Elbphilharmonie: Keine eigene Sanktionsstrategie entwickeln

Schon am kommenden Mittwoch wird dort Anna Netrebko für ein Gala-Konzert erwartet. Sie stammt aus dem südrussischen Krasnodar, hat seit 2006 auch die österreichische Staatsbürgerschaft. Und sich mehrfach als Sympathisantin Putins positioniert.

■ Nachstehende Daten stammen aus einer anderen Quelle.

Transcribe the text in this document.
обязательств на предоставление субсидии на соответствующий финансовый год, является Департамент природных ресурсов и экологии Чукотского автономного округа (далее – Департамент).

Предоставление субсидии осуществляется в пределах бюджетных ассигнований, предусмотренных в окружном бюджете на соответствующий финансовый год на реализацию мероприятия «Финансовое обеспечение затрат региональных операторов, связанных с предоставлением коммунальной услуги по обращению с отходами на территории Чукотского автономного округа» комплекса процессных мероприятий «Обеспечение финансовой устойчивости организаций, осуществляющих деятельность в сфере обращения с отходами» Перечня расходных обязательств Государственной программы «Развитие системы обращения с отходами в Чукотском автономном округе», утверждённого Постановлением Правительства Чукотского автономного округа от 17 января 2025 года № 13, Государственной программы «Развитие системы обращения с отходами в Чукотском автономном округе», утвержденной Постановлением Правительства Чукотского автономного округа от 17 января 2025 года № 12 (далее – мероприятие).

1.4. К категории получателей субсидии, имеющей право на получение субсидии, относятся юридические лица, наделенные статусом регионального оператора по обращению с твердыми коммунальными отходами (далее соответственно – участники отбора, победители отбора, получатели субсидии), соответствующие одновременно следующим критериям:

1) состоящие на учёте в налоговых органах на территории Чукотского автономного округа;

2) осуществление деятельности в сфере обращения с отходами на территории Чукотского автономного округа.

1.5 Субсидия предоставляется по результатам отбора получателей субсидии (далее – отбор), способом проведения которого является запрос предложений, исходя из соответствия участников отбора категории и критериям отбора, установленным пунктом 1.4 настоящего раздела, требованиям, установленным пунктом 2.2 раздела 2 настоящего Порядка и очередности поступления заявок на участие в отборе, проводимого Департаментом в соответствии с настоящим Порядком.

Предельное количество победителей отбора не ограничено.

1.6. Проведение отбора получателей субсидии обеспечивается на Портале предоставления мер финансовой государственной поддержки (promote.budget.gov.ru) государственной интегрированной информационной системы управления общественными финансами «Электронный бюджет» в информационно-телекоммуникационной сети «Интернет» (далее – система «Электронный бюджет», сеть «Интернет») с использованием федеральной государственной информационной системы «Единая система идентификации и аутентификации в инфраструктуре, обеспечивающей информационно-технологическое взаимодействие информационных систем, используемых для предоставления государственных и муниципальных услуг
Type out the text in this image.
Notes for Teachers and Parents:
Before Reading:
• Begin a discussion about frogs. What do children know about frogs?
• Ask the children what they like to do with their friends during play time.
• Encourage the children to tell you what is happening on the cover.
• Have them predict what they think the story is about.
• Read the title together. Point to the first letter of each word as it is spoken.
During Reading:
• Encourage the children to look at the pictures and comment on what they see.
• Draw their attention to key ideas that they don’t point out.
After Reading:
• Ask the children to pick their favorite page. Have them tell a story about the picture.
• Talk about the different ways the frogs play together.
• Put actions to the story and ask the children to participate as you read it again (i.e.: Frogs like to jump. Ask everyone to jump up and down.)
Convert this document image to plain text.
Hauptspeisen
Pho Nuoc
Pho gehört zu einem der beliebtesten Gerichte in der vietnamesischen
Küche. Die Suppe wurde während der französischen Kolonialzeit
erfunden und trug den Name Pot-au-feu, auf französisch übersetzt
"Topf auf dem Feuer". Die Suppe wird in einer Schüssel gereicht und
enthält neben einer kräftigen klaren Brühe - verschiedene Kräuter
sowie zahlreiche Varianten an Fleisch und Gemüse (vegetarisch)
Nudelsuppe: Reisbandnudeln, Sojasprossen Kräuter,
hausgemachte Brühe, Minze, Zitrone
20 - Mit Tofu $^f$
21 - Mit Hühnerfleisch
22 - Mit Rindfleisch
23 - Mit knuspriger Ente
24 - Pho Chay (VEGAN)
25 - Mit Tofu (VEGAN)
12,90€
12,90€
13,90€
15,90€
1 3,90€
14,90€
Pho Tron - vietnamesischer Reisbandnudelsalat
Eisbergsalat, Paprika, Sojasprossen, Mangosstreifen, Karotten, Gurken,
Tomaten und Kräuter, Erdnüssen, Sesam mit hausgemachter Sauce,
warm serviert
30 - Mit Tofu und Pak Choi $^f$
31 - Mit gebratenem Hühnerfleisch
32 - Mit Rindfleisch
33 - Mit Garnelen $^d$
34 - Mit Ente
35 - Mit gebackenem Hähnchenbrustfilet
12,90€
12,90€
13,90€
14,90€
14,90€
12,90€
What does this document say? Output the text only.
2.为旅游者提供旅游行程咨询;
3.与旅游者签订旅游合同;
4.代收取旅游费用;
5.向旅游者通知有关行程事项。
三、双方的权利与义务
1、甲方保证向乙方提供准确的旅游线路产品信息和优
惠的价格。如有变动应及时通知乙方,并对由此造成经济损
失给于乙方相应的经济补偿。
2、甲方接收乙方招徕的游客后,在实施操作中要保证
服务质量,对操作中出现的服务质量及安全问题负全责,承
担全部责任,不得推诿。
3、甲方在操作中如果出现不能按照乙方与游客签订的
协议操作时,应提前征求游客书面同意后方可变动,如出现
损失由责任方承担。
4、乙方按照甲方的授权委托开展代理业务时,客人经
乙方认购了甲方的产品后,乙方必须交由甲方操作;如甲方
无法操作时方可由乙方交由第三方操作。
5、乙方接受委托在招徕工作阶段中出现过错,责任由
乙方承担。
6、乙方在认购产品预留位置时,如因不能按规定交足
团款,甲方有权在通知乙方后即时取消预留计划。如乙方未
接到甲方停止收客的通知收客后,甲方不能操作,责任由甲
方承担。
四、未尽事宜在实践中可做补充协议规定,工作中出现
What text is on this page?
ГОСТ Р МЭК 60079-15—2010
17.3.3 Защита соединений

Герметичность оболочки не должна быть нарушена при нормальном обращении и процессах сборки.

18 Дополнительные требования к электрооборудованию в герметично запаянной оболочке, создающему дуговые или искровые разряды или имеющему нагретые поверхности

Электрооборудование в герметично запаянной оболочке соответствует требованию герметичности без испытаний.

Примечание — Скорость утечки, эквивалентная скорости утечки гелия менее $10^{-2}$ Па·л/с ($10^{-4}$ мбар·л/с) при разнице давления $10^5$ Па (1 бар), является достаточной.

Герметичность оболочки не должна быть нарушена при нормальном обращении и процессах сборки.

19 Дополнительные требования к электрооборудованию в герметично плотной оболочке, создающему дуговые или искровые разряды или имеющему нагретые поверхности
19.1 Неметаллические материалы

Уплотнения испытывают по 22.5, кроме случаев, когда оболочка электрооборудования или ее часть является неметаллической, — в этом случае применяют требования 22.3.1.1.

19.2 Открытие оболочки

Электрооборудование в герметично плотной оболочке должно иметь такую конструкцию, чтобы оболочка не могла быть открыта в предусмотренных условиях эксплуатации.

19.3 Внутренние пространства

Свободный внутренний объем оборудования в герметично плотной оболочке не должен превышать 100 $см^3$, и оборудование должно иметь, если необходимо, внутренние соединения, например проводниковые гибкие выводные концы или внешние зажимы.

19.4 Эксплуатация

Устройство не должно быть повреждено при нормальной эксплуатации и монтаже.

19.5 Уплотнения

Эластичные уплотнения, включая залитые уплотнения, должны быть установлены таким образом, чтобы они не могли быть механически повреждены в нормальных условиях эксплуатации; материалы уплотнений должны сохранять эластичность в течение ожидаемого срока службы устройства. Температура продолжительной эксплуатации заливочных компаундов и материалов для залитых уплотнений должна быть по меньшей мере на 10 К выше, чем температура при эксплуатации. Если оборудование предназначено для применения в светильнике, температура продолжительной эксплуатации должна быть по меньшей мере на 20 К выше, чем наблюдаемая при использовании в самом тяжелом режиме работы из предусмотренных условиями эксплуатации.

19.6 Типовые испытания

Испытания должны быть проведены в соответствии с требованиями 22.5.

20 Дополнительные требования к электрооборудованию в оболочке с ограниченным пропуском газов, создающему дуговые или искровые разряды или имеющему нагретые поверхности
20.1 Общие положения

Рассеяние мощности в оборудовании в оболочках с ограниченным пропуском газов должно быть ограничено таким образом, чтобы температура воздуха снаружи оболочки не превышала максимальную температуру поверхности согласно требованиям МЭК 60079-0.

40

Aus der Pressestelle der Elbphilharmonie hieß es gestern lediglich: „Das ist eine Krise im Weltmaßstab. Die EU und die Nato-Mitgliedsstaaten werden auf den Einmarsch Russlands in die Ukraine abgestimmt und zeitnah reagieren. Die Elbphilharmonie wird keine eigene Sanktionsstrategie entwickeln, sondern sich in ihrem Handeln der Haltung und den Entscheidungen der Bundesregierung beziehungsweise des Senats der Freien und Hansestadt anschließen.“

Lyniv: „Nun hat die Welt Putin-Russlands wahres Gesicht gesehen"

Es kann auch anders und eindeutiger gehen: Der „Deutschen Welle“ sagte die ukrainische Dirigentin Oksana Lyniv: „Nun hat die Welt Putin-Russlands wahres Gesicht gesehen, das leider weit entfernt ist vom selbsterklärten Idealbild als Land der Kunst und des Humanismus.“ Der russische Dirigent Semyon Bychkov, Chef der Tschechischen Philharmonie, hat in Prag ein Statement veröffentlicht, in dem er Putins Invasion mit den Einmärschen der UdSSR nach Ungarn und in die Tschechoslowakei vergleicht. „Wir dürfen nicht still bleiben und zusehen, wie sich Geschichte wiederholt.“ Und auf dem Prager Konzerthaus Rudolfinum wurde die blau-gelbe Flagge der Ukraine gehisst.

Mailands Bürgermeister forderte die Scala auf, die Zusammenarbeit mit Gergiev bei der Neuproduktion von Tschaikowskys „Pique Dame" zu beenden, sollte er sich nicht klar gegen Putins Invasion aussprechen.